Gawk and Learn?

Theme parks of the most unique kind are springing up everywhere! Leisure is taking a new turn. Recently Kunming, an area of 13,000 acres in southern China’s Yunnan Province is being converted into a Disney land of the little people. Tourists can come by to immerse in the spectacle of dwarfs performing and living at the same time; it’s a veritable live reality show.


http://www.nytimes.com/2010/03/04/world/asia/04dwarfs.html?em

Are these frozen realities that we choose not to see? Will we wake up and feel more inclined to think about disability more deeply or have we made disability exotic here? And even if it has been made exotic, can we argue that perhaps it is still better to be visible than invisible?

Or take for instance the efforts of harnessing the ready-made reality of slums in Mumbai, India, as a tourist attraction to educate and entertain. Packaged tours of poverty sold for the common good? Dharavi, Asia’s largest slum covers an area of 530 acres and sweeps you with experiences of a 100,000 people performing being poor. 50 tours a month take place through these slums, giving you the Kodak moments of exotic markets of incense sticks, mangoes, recycling of garbage and pottery. http://www.realitytoursandtravel.com/



Given that poverty is a pressing reality amongst the majority of the world, it is still not acknowledged as mainstream reality in the media. After all, media often serves us what we would like reality to be than being a mirror of reality. So one can argue that it is time to capitalize on alternative realities and compel people to roll down their windows for a change and in fact, actually charge them for it!
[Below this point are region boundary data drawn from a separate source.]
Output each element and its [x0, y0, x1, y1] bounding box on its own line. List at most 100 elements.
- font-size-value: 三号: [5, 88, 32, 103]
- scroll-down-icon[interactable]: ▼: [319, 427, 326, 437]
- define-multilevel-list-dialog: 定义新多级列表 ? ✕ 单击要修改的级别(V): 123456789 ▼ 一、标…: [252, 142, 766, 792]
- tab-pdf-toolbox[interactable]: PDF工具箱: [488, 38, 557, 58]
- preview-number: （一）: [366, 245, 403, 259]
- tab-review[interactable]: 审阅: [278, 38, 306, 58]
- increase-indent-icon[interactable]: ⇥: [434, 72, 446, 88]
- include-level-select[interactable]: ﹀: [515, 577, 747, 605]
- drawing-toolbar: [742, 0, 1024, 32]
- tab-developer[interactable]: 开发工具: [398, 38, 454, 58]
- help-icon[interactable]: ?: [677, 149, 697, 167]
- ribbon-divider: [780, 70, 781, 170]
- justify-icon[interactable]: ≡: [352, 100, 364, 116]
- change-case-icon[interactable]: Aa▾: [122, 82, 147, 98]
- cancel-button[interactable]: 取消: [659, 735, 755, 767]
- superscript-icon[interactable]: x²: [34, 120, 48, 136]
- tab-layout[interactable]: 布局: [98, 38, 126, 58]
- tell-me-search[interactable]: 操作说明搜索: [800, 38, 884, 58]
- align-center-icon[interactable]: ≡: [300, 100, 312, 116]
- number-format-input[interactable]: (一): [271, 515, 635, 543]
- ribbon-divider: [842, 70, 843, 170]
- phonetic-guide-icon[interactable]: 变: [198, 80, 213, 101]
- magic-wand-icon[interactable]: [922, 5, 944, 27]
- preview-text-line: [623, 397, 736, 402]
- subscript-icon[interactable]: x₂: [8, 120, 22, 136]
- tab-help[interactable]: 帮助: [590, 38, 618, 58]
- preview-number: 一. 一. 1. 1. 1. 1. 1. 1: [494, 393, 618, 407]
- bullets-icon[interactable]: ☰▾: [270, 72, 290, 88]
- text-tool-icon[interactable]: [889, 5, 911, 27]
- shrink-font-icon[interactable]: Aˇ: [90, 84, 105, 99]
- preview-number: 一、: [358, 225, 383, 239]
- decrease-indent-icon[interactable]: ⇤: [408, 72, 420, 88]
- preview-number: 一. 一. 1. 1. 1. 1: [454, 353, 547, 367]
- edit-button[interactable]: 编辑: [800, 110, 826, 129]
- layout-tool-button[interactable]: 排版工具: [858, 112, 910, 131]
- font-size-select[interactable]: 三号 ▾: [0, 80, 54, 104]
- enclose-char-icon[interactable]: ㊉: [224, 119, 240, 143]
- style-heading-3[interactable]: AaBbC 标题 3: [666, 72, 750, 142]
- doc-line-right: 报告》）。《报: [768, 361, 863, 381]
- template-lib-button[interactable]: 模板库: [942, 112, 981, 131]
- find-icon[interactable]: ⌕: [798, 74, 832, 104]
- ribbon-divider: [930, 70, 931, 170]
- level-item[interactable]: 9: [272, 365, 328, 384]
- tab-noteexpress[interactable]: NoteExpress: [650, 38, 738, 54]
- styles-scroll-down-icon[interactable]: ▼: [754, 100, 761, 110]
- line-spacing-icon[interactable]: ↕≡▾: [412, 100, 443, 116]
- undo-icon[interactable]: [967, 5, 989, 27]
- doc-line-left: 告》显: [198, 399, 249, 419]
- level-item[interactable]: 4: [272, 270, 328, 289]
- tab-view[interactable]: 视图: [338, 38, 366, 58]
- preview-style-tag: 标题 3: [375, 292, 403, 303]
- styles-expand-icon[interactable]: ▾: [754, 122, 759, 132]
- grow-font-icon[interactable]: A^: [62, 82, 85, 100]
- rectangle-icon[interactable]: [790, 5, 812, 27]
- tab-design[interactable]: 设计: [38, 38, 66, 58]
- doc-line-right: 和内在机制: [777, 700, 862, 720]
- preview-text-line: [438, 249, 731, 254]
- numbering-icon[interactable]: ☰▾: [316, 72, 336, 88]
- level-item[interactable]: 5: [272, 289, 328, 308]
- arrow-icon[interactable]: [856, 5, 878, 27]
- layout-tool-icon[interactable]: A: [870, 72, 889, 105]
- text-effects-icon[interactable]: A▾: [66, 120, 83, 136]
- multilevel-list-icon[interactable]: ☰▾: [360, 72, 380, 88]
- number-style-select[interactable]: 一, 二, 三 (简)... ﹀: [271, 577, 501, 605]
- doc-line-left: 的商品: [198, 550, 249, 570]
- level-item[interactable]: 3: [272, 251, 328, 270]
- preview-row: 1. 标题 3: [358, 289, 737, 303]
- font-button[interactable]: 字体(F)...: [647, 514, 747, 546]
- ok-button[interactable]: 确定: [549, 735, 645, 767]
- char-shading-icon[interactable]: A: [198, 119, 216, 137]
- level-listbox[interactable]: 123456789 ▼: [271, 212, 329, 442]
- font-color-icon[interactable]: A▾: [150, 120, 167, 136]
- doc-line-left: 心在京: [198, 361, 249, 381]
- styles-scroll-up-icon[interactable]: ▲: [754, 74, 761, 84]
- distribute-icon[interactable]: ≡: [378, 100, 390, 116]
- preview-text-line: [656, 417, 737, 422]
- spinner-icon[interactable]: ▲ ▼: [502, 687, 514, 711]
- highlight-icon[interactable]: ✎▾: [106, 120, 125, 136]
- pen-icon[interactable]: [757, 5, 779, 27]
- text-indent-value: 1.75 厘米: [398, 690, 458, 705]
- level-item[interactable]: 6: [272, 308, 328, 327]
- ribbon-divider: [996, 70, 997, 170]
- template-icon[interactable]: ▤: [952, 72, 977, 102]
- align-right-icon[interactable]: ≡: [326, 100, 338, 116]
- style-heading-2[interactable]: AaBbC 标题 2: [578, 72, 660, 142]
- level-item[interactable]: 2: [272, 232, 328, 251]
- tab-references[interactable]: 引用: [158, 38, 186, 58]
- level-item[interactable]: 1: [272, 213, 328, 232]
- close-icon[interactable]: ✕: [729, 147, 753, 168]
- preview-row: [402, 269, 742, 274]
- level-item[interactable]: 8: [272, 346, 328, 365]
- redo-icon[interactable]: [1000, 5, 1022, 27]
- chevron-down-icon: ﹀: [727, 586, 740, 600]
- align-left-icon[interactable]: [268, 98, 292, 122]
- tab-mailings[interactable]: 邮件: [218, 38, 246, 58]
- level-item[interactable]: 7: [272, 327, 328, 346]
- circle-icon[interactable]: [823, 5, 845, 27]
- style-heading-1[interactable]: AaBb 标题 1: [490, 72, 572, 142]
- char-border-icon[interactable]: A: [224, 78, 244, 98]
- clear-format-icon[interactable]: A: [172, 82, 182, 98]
Sure this shocks. It is meant to shock. But shock with good intent to make money for the poor, the disadvantaged…people on the margins of society is what the battle here is about isn’t it? Is this a fair trade-off basically is the question.

And then there are theme parks of frozen fantasies, captured nostalgia, pigeon holed into our memory boxes of what the good ole days used to be. Primitivism is another performance that is starting to mint money through adventure tourism. Ever wondered what it would be like to meet cannibals, spears n all, feathers and dancing around the fire?
https://pantherfile.uwm.edu/wash/www/cannibaltours.htm

A little thrill, a little more fear, a lot more exoticism than your run of the mill day job in your office cubicle for sure. Such is the targeting of cannibal tours, a growing niche of adventure tourism where it is promised that you can feel like you’re stepping into a time machine to glimpse at a past that is disappearing fast from social memory.

Of course the discomfort that you feel is partly guilt for gawking, partly a moral outrage to commodify people and capitalize on their desperation, and partly the fear that these people will be frozen with their lifestyles just for us to continue to gawk at them. However, it is worth keeping in mind that applications from 'dwarfs' are skyrocketing at the little people kingdom in China, that the poor in the slums and the 'primitives' in cannibal villages are surviving and sustaining themselves from such tourism. Is morality the prerogative of those who can get on the tour bus and have the CHOICE on whether or not to gawk?